Intisari-Online.com - Serangan udara Israel membombardir Jalur Gaza pada pertengahan Mei lalu menghancurkan ribuan bisnis dan rumah, menggusur lebih dari 100.000 orang di wilayah tersebut.
Sedikitnya 232 warga Palestina, termasuk 65 anak-anak, terbunuh akibat serangan udara Israel di Jalur Gaza.
Sedangkan Israel melaporkan 12 warganya, termasuk 2 anak-anak, terbunuh akibat serangan roket Hamas.
Gencatan senjata yang ditengahi oleh Mesir disepakatisetelah satu bulan meningkatnya ketegangan.
Sementara AS mengabaikan tindakan kejam Israel yang membombardir Jalur Gaza, Korea Utara justru turut muncul sebagai salah satu negara yang mengecam tindakan tersebut.

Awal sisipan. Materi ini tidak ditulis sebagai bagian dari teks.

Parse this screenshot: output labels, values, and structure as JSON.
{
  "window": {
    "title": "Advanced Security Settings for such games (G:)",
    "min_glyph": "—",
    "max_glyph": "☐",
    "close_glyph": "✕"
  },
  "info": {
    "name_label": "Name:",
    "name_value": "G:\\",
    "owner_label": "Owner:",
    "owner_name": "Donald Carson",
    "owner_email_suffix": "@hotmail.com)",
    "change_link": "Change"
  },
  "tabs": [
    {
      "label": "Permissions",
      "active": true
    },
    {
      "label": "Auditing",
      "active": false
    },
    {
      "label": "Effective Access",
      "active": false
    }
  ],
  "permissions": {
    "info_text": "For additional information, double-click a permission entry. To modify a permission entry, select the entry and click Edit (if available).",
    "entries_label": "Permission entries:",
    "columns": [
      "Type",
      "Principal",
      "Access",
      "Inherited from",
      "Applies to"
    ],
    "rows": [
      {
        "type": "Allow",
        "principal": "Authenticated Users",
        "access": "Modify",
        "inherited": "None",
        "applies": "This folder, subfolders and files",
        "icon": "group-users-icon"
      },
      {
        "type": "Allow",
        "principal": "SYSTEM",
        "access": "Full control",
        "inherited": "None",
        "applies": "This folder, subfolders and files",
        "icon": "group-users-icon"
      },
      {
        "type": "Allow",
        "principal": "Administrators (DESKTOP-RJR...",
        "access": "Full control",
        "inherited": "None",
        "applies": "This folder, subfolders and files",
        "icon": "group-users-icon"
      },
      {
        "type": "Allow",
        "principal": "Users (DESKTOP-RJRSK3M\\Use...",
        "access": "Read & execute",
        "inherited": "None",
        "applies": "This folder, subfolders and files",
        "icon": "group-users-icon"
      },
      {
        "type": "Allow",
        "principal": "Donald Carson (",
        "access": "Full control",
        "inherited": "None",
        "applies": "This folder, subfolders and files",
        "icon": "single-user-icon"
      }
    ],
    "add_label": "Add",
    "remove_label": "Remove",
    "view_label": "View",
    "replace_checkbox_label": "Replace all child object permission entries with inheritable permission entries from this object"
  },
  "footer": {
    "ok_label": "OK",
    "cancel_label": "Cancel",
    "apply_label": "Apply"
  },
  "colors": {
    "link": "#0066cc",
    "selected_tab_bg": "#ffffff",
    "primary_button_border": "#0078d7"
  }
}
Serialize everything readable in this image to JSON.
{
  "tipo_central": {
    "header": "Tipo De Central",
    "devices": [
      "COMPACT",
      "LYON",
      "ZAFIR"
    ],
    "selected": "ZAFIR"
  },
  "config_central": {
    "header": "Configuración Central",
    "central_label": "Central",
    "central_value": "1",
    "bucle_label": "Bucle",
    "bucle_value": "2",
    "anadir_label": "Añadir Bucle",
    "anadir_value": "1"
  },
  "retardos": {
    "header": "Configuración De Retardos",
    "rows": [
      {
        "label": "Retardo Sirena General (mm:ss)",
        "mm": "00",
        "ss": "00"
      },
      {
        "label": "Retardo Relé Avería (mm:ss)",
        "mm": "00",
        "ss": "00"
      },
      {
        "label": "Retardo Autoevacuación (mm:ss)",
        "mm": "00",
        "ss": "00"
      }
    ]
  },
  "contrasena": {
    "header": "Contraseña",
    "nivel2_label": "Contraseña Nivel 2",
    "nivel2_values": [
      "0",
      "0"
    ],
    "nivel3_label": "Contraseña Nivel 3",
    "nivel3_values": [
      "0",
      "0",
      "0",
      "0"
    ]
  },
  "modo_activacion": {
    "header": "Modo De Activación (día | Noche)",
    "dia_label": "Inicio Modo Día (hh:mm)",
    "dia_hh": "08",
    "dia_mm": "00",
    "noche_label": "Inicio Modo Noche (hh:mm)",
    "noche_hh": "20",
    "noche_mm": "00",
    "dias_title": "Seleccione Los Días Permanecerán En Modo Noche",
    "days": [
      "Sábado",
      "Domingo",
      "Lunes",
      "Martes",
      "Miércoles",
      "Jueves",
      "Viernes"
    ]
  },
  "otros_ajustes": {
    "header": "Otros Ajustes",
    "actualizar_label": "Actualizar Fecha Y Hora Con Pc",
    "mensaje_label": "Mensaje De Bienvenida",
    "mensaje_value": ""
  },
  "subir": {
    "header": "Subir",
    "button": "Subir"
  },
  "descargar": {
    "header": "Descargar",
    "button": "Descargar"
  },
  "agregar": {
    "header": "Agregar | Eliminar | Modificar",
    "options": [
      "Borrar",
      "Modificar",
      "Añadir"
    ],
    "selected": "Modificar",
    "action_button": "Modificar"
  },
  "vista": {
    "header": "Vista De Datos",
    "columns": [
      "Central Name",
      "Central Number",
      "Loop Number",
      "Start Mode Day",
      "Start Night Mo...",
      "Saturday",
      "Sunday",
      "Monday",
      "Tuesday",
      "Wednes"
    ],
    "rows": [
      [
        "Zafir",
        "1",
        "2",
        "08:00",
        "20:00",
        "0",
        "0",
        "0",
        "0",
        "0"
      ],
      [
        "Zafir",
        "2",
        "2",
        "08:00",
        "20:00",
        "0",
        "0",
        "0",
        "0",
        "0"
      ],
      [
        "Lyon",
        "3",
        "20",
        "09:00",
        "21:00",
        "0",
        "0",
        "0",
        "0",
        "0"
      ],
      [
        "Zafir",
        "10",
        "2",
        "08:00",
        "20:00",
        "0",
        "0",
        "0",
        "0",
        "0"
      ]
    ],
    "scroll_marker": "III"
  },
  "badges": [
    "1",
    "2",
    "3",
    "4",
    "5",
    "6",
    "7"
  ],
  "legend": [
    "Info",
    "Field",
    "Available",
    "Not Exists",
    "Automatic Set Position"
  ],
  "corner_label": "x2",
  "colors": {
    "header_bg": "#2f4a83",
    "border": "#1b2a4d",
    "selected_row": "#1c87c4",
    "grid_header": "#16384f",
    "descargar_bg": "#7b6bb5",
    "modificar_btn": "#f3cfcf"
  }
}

Korea Utara mengutuk Israel karena mengubah Jalur Gaza "menjadi rumah jagal manusia yang besar dan tempat pembantaian anak-anak" setelah konflik kekerasan terbaru antara Yerusalem dan Hamas.

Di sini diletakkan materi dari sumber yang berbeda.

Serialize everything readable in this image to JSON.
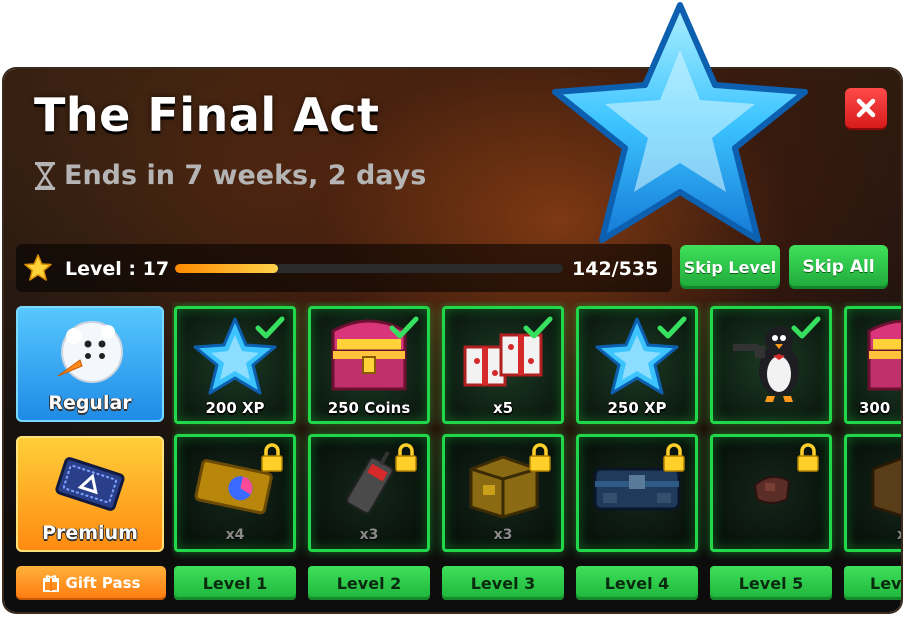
{
  "event": {
    "title": "The Final Act",
    "ends_text": "Ends in 7 weeks, 2 days"
  },
  "progress": {
    "level_text": "Level : 17",
    "xp_text": "142/535",
    "fill_fraction": 0.265
  },
  "buttons": {
    "skip_level": "Skip Level",
    "skip_all": "Skip All",
    "gift_pass": "Gift Pass"
  },
  "tracks": {
    "regular": "Regular",
    "premium": "Premium"
  },
  "regular_rewards": [
    {
      "label": "200 XP",
      "icon": "star-icon",
      "claimed": true
    },
    {
      "label": "250 Coins",
      "icon": "treasure-chest-icon",
      "claimed": true
    },
    {
      "label": "x5",
      "icon": "gift-boxes-icon",
      "claimed": true
    },
    {
      "label": "250 XP",
      "icon": "star-icon",
      "claimed": true
    },
    {
      "label": "",
      "icon": "penguin-gunner-icon",
      "claimed": true
    },
    {
      "label": "300",
      "icon": "treasure-chest-icon",
      "claimed": false
    }
  ],
  "premium_rewards": [
    {
      "qty": "x4",
      "icon": "ticket-icon",
      "locked": true
    },
    {
      "qty": "x3",
      "icon": "walkie-talkie-icon",
      "locked": true
    },
    {
      "qty": "x3",
      "icon": "crate-icon",
      "locked": true
    },
    {
      "qty": "",
      "icon": "armored-case-icon",
      "locked": true
    },
    {
      "qty": "",
      "icon": "bracelet-icon",
      "locked": true
    },
    {
      "qty": "x",
      "icon": "crate-icon",
      "locked": false
    }
  ],
  "levels": [
    "Level 1",
    "Level 2",
    "Level 3",
    "Level 4",
    "Level 5",
    "Lev"
  ],
  "colors": {
    "accent_green": "#22d64a",
    "close_red": "#e52222",
    "progress_orange": "#ff8a00"
  }
}
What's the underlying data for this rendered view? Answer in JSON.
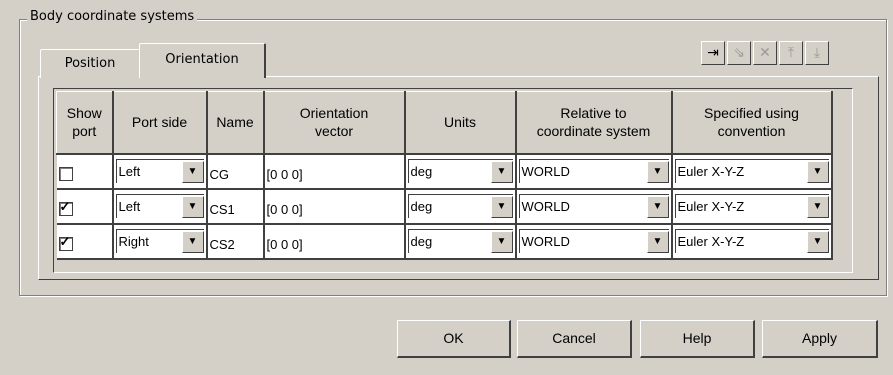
{
  "group": {
    "title": "Body coordinate systems"
  },
  "tabs": [
    {
      "label": "Position",
      "active": false
    },
    {
      "label": "Orientation",
      "active": true
    }
  ],
  "toolbar": [
    {
      "icon": "add-icon",
      "glyph": "⇥",
      "enabled": true
    },
    {
      "icon": "duplicate-icon",
      "glyph": "⇘",
      "enabled": false
    },
    {
      "icon": "delete-icon",
      "glyph": "✕",
      "enabled": false
    },
    {
      "icon": "move-up-icon",
      "glyph": "⤒",
      "enabled": false
    },
    {
      "icon": "move-down-icon",
      "glyph": "⤓",
      "enabled": false
    }
  ],
  "table": {
    "headers": [
      "Show\nport",
      "Port side",
      "Name",
      "Orientation\nvector",
      "Units",
      "Relative to\ncoordinate system",
      "Specified using\nconvention"
    ],
    "rows": [
      {
        "show_port": false,
        "port_side": "Left",
        "name": "CG",
        "vector": "[0 0 0]",
        "units": "deg",
        "relative": "WORLD",
        "convention": "Euler X-Y-Z"
      },
      {
        "show_port": true,
        "port_side": "Left",
        "name": "CS1",
        "vector": "[0 0 0]",
        "units": "deg",
        "relative": "WORLD",
        "convention": "Euler X-Y-Z"
      },
      {
        "show_port": true,
        "port_side": "Right",
        "name": "CS2",
        "vector": "[0 0 0]",
        "units": "deg",
        "relative": "WORLD",
        "convention": "Euler X-Y-Z"
      }
    ]
  },
  "buttons": {
    "ok": "OK",
    "cancel": "Cancel",
    "help": "Help",
    "apply": "Apply"
  },
  "colors": {
    "background": "#d4d0c8",
    "cell": "#ffffff"
  }
}
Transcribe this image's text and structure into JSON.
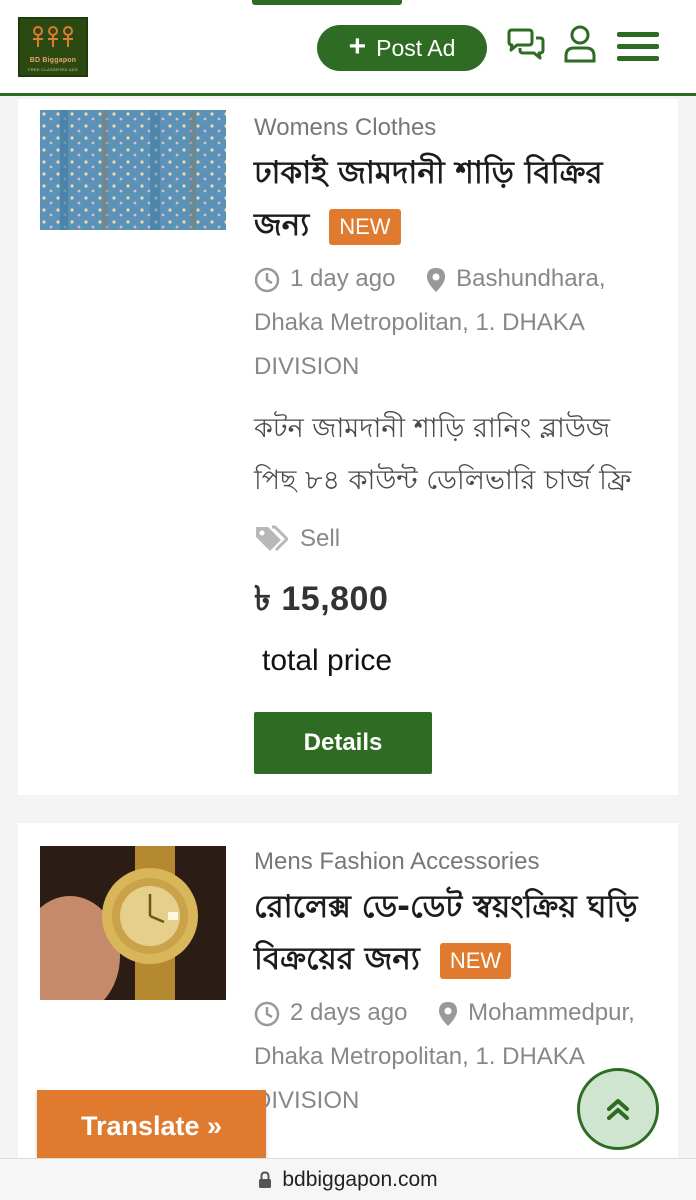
{
  "header": {
    "logo_name": "BD Biggapon",
    "logo_tagline": "FREE CLASSIFIED ADS",
    "post_ad_label": "Post Ad",
    "plus_symbol": "+"
  },
  "listings": [
    {
      "category": "Womens Clothes",
      "title": "ঢাকাই জামদানী শাড়ি বিক্রির জন্য",
      "badge": "NEW",
      "time": "1 day ago",
      "location": "Bashundhara, Dhaka Metropolitan, 1. DHAKA DIVISION",
      "description": "কটন জামদানী শাড়ি রানিং ব্লাউজ পিছ ৮৪ কাউন্ট ডেলিভারি চার্জ ফ্রি",
      "tag": "Sell",
      "price": "৳ 15,800",
      "price_note": "total price",
      "details_label": "Details"
    },
    {
      "category": "Mens Fashion Accessories",
      "title": "রোলেক্স ডে-ডেট স্বয়ংক্রিয় ঘড়ি বিক্রয়ের জন্য",
      "badge": "NEW",
      "time": "2 days ago",
      "location": "Mohammedpur, Dhaka Metropolitan, 1. DHAKA DIVISION"
    }
  ],
  "translate_label": "Translate »",
  "url": "bdbiggapon.com",
  "colors": {
    "brand_green": "#2e6b23",
    "badge_orange": "#e07a2e",
    "translate_orange": "#e07a2e"
  },
  "icons": [
    "plus-icon",
    "chat-icon",
    "user-icon",
    "menu-icon",
    "clock-icon",
    "location-pin-icon",
    "tag-icon",
    "chevron-double-up-icon",
    "lock-icon"
  ]
}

Melansir Newsweek, Minggu (6/6/2021), dalam sebuah pernyataan pada hari Jumat, Kementerian Luar Negeri Korea Utara mengatakan "kejahatan mengerikan Israel membunuh anak-anak seperti tunas, belum berkembang, merupakan tantangan berat bagi masa depan umat manusia dan kejahatan terhadap kemanusiaan."
"Tidak berlebihan untuk mengatakan bahwa seluruh Jalur Gaza telah berubah menjadi rumah jagal manusia yang besar dan tempat pembantaian anak-anak," lanjut kementerian tersebut. "Segera setelah pemboman berakhir, [Perdana Menteri Israel Benjamin] Netanyahu dan pihak berwenang Israel berusaha menyembunyikan kejahatan mereka bahkan membunuh anak-anak."

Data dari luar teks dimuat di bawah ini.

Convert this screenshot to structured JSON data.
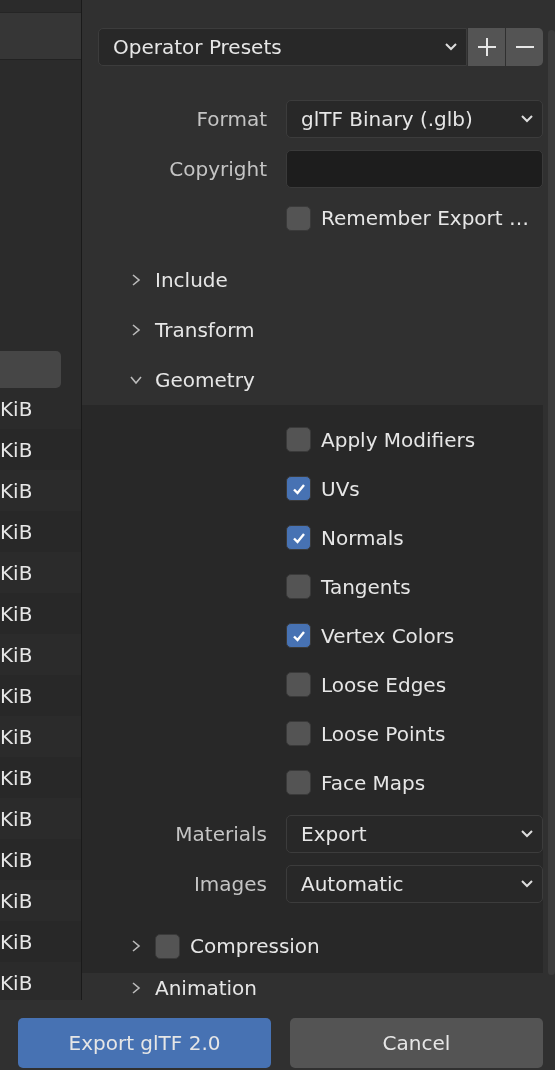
{
  "file_list": {
    "rows": [
      {
        "size": "KiB"
      },
      {
        "size": "KiB"
      },
      {
        "size": "KiB"
      },
      {
        "size": "KiB"
      },
      {
        "size": "KiB"
      },
      {
        "size": "KiB"
      },
      {
        "size": "KiB"
      },
      {
        "size": "KiB"
      },
      {
        "size": "KiB"
      },
      {
        "size": "KiB"
      },
      {
        "size": "KiB"
      },
      {
        "size": "KiB"
      },
      {
        "size": "KiB"
      },
      {
        "size": "KiB"
      },
      {
        "size": "KiB"
      }
    ]
  },
  "operator_presets": {
    "value": "Operator Presets"
  },
  "settings": [
    {
      "kind": "dropdown",
      "label": "Format",
      "value": "glTF Binary (.glb)"
    },
    {
      "kind": "text",
      "label": "Copyright"
    },
    {
      "kind": "checkbox",
      "label": "Remember Export …",
      "checked": false
    }
  ],
  "sections": [
    {
      "title": "Include",
      "expanded": false
    },
    {
      "title": "Transform",
      "expanded": false
    },
    {
      "title": "Geometry",
      "expanded": true,
      "items": [
        {
          "kind": "checkbox",
          "label": "Apply Modifiers",
          "checked": false
        },
        {
          "kind": "checkbox",
          "label": "UVs",
          "checked": true
        },
        {
          "kind": "checkbox",
          "label": "Normals",
          "checked": true
        },
        {
          "kind": "checkbox",
          "label": "Tangents",
          "checked": false
        },
        {
          "kind": "checkbox",
          "label": "Vertex Colors",
          "checked": true
        },
        {
          "kind": "checkbox",
          "label": "Loose Edges",
          "checked": false
        },
        {
          "kind": "checkbox",
          "label": "Loose Points",
          "checked": false
        },
        {
          "kind": "checkbox",
          "label": "Face Maps",
          "checked": false
        },
        {
          "kind": "dropdown",
          "label": "Materials",
          "value": "Export"
        },
        {
          "kind": "dropdown",
          "label": "Images",
          "value": "Automatic"
        }
      ],
      "subsections": [
        {
          "title": "Compression",
          "expanded": false,
          "checked": false
        }
      ]
    },
    {
      "title": "Animation",
      "expanded": false
    }
  ],
  "buttons": [
    {
      "kind": "primary",
      "label": "Export glTF 2.0"
    },
    {
      "kind": "secondary",
      "label": "Cancel"
    }
  ]
}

Ia menambahkan bahwa outlet berita internasional "sangat mengutuk Israel karena terus membantai anak-anak, menunjuk Israel sebagai penyebab pengusiran warga Palestina, perluasan pemukiman ilegal dan menabur benih kebencian dengan menekan upacara doa damai mereka."
Pernyataan Korea Utara itu datang pada 4 Juni untuk menandai "tindakan agresi" Israel terhadap "sejumlah besar korban anak-anak Palestina dan Lebanon yang tidak bersalah" pada Agustus 1982.
4 Juni juga ditetapkan oleh Perserikatan Bangsa-Bangsa sebagai Hari Internasional Anak-anak Tak Bersalah Korban Agresi.
Korea Utara telah lama mengakui kedaulatan Palestina atas semua wilayah yang dikuasai Israel, tidak termasuk Dataran Tinggi Golan.
Pyongyang menganggap Israel sebagai "satelit imperialis" yang bertentangan dengan ideologi anti-imperialis dan anti-kolonialis rezimnya sendiri.
Selama beberapa dekade, rezim keluarga Pemimpin Tertinggi Kim Jong Un telah memihak kelompok militan Palestina termasuk Hamas.
Pada 1990-an, mantan Pemimpin Tertinggi Kim Jong Il membantu mantan duta besar Palestina untuk Korea Utara Mustafa Safarini dengan perawatan kesuburan setelah mengembangkan hubungan dekat dengan pejabat tersebut, menurut NK News.
Solidaritas Pyongyang dengan gerakan pembebasan Palestina juga telah membuat Korea Utara memiliki hubungan diplomatik dengan kawasan Arab.